Mit "Im Namen der Lüge" ist Horst Eckert ein hochbrisanter und raffiniert konstruierter Thriller über die aktuelle Gefährdungslage gelungen. Wohin könnte sich unsere Gesellschaft entwickeln, wenn linke und rechte Gewalt weiterhin reflexartig gleichgesetzt und Letztere somit bagatellisiert wird, fragt Eckert mit seinem Roman implizit.
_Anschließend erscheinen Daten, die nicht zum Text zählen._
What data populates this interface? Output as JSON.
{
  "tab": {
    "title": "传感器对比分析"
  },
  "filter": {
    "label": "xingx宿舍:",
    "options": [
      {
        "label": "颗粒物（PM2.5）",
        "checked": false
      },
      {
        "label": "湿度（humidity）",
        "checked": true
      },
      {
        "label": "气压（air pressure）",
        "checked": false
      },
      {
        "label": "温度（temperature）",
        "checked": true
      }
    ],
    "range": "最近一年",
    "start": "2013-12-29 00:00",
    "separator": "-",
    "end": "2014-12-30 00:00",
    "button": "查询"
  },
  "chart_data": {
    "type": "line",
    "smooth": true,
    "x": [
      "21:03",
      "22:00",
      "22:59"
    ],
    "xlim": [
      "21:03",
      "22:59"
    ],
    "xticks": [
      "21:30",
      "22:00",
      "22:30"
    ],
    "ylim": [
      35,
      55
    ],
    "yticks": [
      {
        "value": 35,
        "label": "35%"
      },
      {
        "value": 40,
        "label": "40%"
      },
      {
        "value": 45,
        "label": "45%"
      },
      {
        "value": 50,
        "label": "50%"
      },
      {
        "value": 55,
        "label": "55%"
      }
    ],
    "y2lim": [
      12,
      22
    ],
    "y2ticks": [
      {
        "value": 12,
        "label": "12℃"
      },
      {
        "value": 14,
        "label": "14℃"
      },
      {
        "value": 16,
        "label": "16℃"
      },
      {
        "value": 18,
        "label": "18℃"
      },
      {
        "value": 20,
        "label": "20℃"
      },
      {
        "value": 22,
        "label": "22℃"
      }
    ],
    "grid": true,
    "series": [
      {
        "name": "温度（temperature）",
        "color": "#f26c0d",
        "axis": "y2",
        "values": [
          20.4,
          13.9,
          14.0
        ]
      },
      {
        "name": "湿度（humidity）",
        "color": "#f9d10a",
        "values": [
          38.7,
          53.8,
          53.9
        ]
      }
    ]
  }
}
Die Realität hat den Autor auch hier wieder eingeholt. Während der Terroranschlag auf eine Shisha-Bar in Hanau Eckerts düstere Vision auf erschreckende Weise bestätigt, trägt Innenminister Horst Seehofers anschließendes Statement, in dem er vom Rechtsextremismus als "größter Bedrohung in unserem Land" spricht, etwas Beruhigungspotenzial in sich. Dass aber zugleich Stimmen laut werden, die im Einsatz gegen rechts außen ausgerechnet den umstrittenen Verfassungsschutz weiter stärken wollen, stimmt weniger hoffnungsfroh. Zumal, wenn man gerade "Im Namen der Lüge" gelesen hat. Gut, dass es nur ein Roman ist.